Definition: Transpose of a Matrix
The transpose of a matrix is obtained by interchanging its rows and columns.
-
If a matrix is A, its transpose is denoted by AT
-
If A is of order m × n, then
AT is of order n × m - First row of A becomes first column of AT, and so on.
Properties
-
Transpose of Transpose
\[(A')' = A \quad \text{or} \quad (A^T)^T = A\]

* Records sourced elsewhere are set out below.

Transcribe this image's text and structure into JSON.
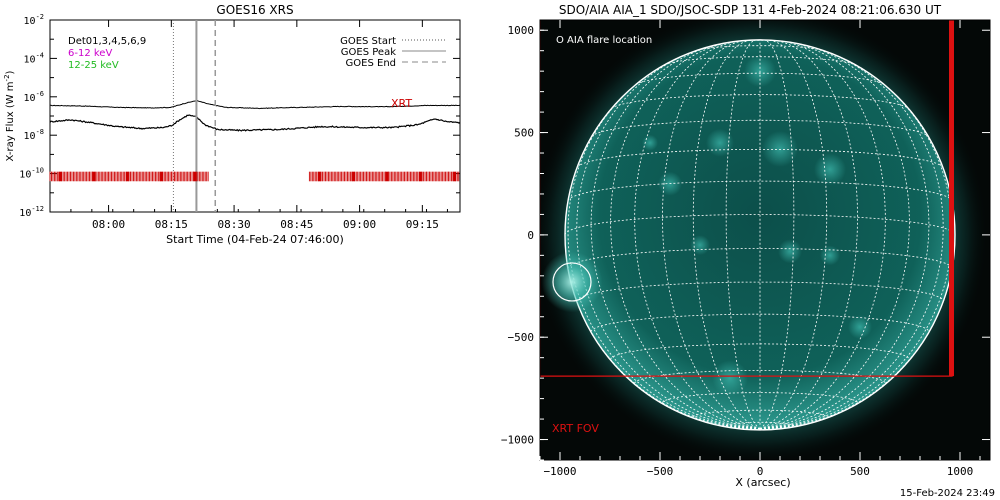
{
  "footer_timestamp": "15-Feb-2024 23:49",
  "chart_data": [
    {
      "type": "line",
      "title": "GOES16 XRS",
      "xlabel": "Start Time (04-Feb-24 07:46:00)",
      "ylabel": "X-ray Flux (W m",
      "ylabel_exp": "-2",
      "ylabel_close": ")",
      "x_unit": "minutes from 07:46:00",
      "xlim": [
        0,
        98
      ],
      "ylim_log10": [
        -12,
        -2
      ],
      "x_ticks": [
        {
          "v": 14,
          "label": "08:00"
        },
        {
          "v": 29,
          "label": "08:15"
        },
        {
          "v": 44,
          "label": "08:30"
        },
        {
          "v": 59,
          "label": "08:45"
        },
        {
          "v": 74,
          "label": "09:00"
        },
        {
          "v": 89,
          "label": "09:15"
        }
      ],
      "y_ticks": [
        {
          "exp": -12,
          "label": "10",
          "sup": "-12"
        },
        {
          "exp": -10,
          "label": "10",
          "sup": "-10"
        },
        {
          "exp": -8,
          "label": "10",
          "sup": "-8"
        },
        {
          "exp": -6,
          "label": "10",
          "sup": "-6"
        },
        {
          "exp": -4,
          "label": "10",
          "sup": "-4"
        },
        {
          "exp": -2,
          "label": "10",
          "sup": "-2"
        }
      ],
      "channel_legend": [
        {
          "label": "Det01,3,4,5,6,9",
          "color": "#000000"
        },
        {
          "label": "6-12 keV",
          "color": "#cc00cc"
        },
        {
          "label": "12-25 keV",
          "color": "#22bb22"
        }
      ],
      "event_legend": [
        {
          "label": "GOES Start",
          "style": "dotted"
        },
        {
          "label": "GOES Peak",
          "style": "solid"
        },
        {
          "label": "GOES End",
          "style": "dashed"
        }
      ],
      "events": {
        "start": 29.5,
        "peak": 35.0,
        "end": 39.5
      },
      "xrt_label": "XRT",
      "xrt_color": "#cc0000",
      "xrt_coverage": [
        [
          0,
          38
        ],
        [
          62,
          98
        ]
      ],
      "series": [
        {
          "name": "GOES long",
          "x": [
            0,
            8,
            16,
            24,
            29,
            32,
            35,
            38,
            42,
            50,
            60,
            70,
            80,
            90,
            98
          ],
          "log10_flux": [
            -6.45,
            -6.48,
            -6.55,
            -6.58,
            -6.55,
            -6.35,
            -6.2,
            -6.38,
            -6.55,
            -6.6,
            -6.55,
            -6.5,
            -6.52,
            -6.45,
            -6.45
          ]
        },
        {
          "name": "GOES short",
          "x": [
            0,
            5,
            10,
            16,
            22,
            27,
            29,
            31,
            33,
            35,
            37,
            40,
            45,
            55,
            65,
            75,
            82,
            88,
            92,
            95,
            98
          ],
          "log10_flux": [
            -7.3,
            -7.2,
            -7.35,
            -7.55,
            -7.65,
            -7.6,
            -7.5,
            -7.2,
            -6.95,
            -7.05,
            -7.45,
            -7.7,
            -7.75,
            -7.7,
            -7.55,
            -7.6,
            -7.6,
            -7.45,
            -7.15,
            -7.3,
            -7.35
          ]
        }
      ]
    },
    {
      "type": "image",
      "title": "SDO/AIA AIA_1 SDO/JSOC-SDP 131  4-Feb-2024 08:21:06.630 UT",
      "xlabel": "X (arcsec)",
      "xlim": [
        -1100,
        1150
      ],
      "ylim": [
        -1100,
        1050
      ],
      "x_ticks": [
        -1000,
        -500,
        0,
        500,
        1000
      ],
      "y_ticks": [
        -1000,
        -500,
        0,
        500,
        1000
      ],
      "solar_radius_arcsec": 975,
      "grid_spacing_deg": 10,
      "flare_legend": "O AIA flare location",
      "flare_location": {
        "x": -940,
        "y": -230,
        "r": 95
      },
      "xrt_fov_label": "XRT FOV",
      "xrt_fov": {
        "x0": -1100,
        "x1": 960,
        "y0": -690,
        "y1": 1100
      },
      "disk_color": "#0d5f58",
      "corona_color": "#3fbcb0",
      "fov_color": "#dd1111"
    }
  ]
}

Taking transpose twice gives back the original matrix. -
Scalar Multiplication
\[(kA)' = kA' \quad \text{or} \quad (kA)^T = kA^T\]
Scalar can be taken out unchanged. -
Transpose of Sum
\[(A + B)' = A' + B' \quad \text{or} \quad (A + B)^T = A^T + B^T\]
Transpose distributes over addition. -
Transpose of Product (Very Important)
\[(AB)' = B'A' \quad \text{or} \quad (AB)^T = B^T A^T\]
Order reverses in product.
Example 1
If \[\mathrm{A=}{ \begin{bmatrix} {-2} \\ {4} \\ {5} \end{bmatrix}},\mathrm{B=}{ \begin{bmatrix} {1} & {3} & {-6} \end{bmatrix}},\] verify that (AB)′ = B′A′.
Solution: We have
\[\mathrm{A}= \begin{bmatrix} -2 \\ 4 \\ 5 \end{bmatrix},\mathrm{B}= \begin{bmatrix} 1 & 3 & -6 \end{bmatrix}\]
then \[\mathrm{AB}= \begin{bmatrix} -2 \\ 4 \\ 5 \end{bmatrix} \begin{bmatrix} 1 & 3 & -6 \end{bmatrix}= \begin{bmatrix} -2 & -6 & 12 \\ 4 & 12 & -24 \\ 5 & 15 & -30 \end{bmatrix}\]
Now \[\mathrm{A}^{\prime}= \begin{bmatrix} -2 & 4 & 5 \end{bmatrix},\] \[\mathbf{B}^{\prime}= \begin{bmatrix} 1 \\ 3 \\ -6 \end{bmatrix}\]
\[\mathrm{B^{\prime}A^{\prime}}= \begin{bmatrix} 1 \\ 3 \\ -6 \end{bmatrix} \begin{bmatrix} -2 & 4 & 5 \end{bmatrix}= \begin{bmatrix} -2 & 4 & 5 \\ -6 & 12 & 15 \\ 12 & -24 & -30 \end{bmatrix}=(\mathrm{AB})^{\prime}\]
Clearly (AB)′ = B′A′
Real-Life Example
-
Think of a spreadsheet (like an Excel sheet or Google Sheet) with students as rows and subjects as columns.
-
Taking the transpose of that matrix is like rotating the table so that students become columns and subjects become rows.
Key Points: Transpose of a Matrix
-
Transpose = interchange rows and columns.
-
If A is \[m \times n\], then A' is \[n \times m\].
-
Standard notation: A' or \[A^T\].
-
Key properties: (A')' = A, (kA)' = kA', (A + B)' = A' + B', (AB)' = B'A'.